Bankacılık Okulunu muvaffakiyetle bitirdikten sonra, Hilton babasının işine girdi ve burada öncelikle istasyona bağlı olarak işletilen pansiyonun işlerine eğildi. Bankacılıkta da birinci tecrübelerini elde ettikten sonra, kökten bir değişiklik yapma yüreğini gösterdi. Babasıyla birlikte doğduğu kentte New Mexico State Bank ismi altında kendi bankalarını kurdular. Vezneci olarak bir “çıraklık” periyodu geçirdikten sonra, 27 yaşındaki genç Hilton bankanın idaresini üzerine aldı. Bu halde kısa vakitte mahallî bir prestij kazanan Hilton, siyasete atılarak 19I2’de New Mexico parlamentosuna milletvekili olarak girmeyi başardı.

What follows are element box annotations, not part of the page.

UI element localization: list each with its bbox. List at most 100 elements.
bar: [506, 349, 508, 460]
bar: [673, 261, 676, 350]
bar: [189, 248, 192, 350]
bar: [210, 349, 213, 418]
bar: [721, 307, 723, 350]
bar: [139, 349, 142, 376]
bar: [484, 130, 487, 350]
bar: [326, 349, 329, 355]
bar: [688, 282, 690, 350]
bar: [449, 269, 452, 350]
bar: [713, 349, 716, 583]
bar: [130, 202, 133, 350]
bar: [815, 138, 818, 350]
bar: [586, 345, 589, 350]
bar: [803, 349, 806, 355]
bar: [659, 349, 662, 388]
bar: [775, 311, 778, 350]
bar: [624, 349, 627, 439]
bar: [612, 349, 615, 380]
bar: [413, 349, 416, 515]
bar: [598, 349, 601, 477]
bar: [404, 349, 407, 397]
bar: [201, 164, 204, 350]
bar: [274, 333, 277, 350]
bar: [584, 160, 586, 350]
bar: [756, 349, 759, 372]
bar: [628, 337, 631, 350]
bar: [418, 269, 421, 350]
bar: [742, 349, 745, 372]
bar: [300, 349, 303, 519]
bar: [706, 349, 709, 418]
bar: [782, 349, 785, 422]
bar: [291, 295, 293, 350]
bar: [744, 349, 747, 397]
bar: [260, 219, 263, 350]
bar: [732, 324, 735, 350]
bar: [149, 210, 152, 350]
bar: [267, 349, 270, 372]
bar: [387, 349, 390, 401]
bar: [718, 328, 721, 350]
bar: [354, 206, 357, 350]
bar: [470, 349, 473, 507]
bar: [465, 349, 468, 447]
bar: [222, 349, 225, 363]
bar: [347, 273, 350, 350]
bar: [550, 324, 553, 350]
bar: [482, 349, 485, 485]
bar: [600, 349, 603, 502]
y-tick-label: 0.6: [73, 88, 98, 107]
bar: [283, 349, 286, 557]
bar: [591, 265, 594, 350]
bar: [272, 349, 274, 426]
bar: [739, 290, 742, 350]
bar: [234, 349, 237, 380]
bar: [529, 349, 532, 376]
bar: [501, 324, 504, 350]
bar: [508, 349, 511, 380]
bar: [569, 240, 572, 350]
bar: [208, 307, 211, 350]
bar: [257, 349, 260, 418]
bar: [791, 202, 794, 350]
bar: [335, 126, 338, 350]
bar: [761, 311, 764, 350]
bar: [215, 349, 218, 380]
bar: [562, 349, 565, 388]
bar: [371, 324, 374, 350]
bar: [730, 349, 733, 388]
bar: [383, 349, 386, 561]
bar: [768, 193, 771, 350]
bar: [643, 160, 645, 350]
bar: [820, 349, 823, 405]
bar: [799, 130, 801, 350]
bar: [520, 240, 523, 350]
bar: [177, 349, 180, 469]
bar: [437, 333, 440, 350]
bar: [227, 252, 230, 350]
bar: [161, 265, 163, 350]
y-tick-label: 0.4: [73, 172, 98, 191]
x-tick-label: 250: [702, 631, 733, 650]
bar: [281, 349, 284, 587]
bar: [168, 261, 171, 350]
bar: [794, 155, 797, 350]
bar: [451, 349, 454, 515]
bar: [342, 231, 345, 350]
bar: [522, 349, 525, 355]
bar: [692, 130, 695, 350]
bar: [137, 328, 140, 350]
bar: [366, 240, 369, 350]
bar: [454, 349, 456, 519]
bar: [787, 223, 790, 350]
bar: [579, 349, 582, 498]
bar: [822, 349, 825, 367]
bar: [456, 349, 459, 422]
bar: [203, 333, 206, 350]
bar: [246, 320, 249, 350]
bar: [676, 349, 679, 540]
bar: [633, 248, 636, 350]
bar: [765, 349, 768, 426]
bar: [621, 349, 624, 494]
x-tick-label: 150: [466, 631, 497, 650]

Babasının vefatı ve Birinci Dünya Savaşı Hilton’un hayatını değiştirdi. 1917’den başlayarak Avrupa’da subay olarak savaştıktan sonra, bankacılık işlerinin bundan sonraki büyümesiyle ilgili olarak kendi başına sorumluluğu yüklenmeyi denediyse de, bunu başaramadı. Hilton bunun üzerine meslek değiştirdi ve 1919/20 yıllarında Texas’ta üç tane küçük otel satın aldı. Otelcilik kesiminde çabucak başarılı olunca, bundan bu türlü bütün emlak işlerini yürütecek olan Hilton Hotel Company isimli bir anonim şirket kurdu. Yeniden de fınans uzmanı Hilton, evvelce, otel alımları için kâfi mali temele sahip değildi. Allaha güvenmek ve çalışma azmini göstermek şartıyla her işin üstesinden gelinebileceğine ait parolasına sadık kalarak, 20’li yıllardan sonra çıkarlı yeni bir alımda her şeyini riske ediyordu. Bu riskleri almakla kusur etmediği kısa vakitte muhakkak oldu. Her ne kadar 30’lu yılların başındaki dünya iktisat krizi yüzünden sarsıntı geçirdiyse de kredi alımları çıkarlı oldu ve otellerinin sayısı giderek arttı.
İkinci Dünya Savaşı’ndan sonra pekçok ünlü otel, sakinlik yıllarından sonra borca batmışken, Hilton bu durumdan, lüks otel sahipleri sınıfına girebilmek için yararlandı. Dünya çapında en büyük otellerden biri sayılan Chicago’daki Stevens otelini 3 milyon dolara satın alarak birinci vurgununu vurdu. Bu otelin 4.5 milyon dolar fiyatındaki yüksek borçlarını rekor denilebilecek bir vakitte ödeyerek, 50’li yıllardan sonra büyük çıkarlar sağladı. Hilton birkaç yıl içinde, ortalarında New York’taki Waldorf-Astoria ve Plaza otelleri de bulunmak üzere, ABD’nin büyük kentlerindeki “birinci adresler”den çok sayıda edindi. Hilton otellerinde işçi açısından mümkün olan en yüksek standardın tutturulmasına çok değer veriyordu. 1947’de, birlikte bir çocuk sahibi olduğu ikinci karısı aktris Zsa Zsa Gabor’dan boşandı (ilk evliliğini Mary Barron ile yapmış ve ondan üç çocuk sahibi olmuştu).
Hilton kendi ülkesinde başarılı olduktan sonra, 1948’de 61 yaşına geldiğinde, milletlerarası otelcilik işine girdi. Hilton International Inc. şirketini kurarak evvelce Orta ve Güney Amerika’da büyük muvaffakiyetler kaydetti. Beş yıl sonra Madrid’teki Castellana otelini satın alarak otel zincirini böylece Avrupa’ya da yaymış oldu ve burada öbürleri yanı sıra yerleşik bir otel zinciri olan Ritz ile rekabete girdi. 50’li yılların sonuna kadar 54 ülkede Hilton zincirine bağlı otel şubeleri açıldı.
60’lı yılların ortasında 78 yaşına gelen baba Hilton, işletmelerinin idaresini oğlu Barron’a devretmekle birlikte resmen şirketinin başkanı olmaya devam etti.
1976’da Mary Frances Hilton ile üçüncü evliliğini yaptı. 91 yaşında 1979’da Santa Monica/Kaliforniya’da hayata veda etti. Mükemmelliyetçiliğiyle tanınan Hilton’un son kelamlarının, “duş perdesi banyonun içine sarkıtılmalı” olduğu söylenir.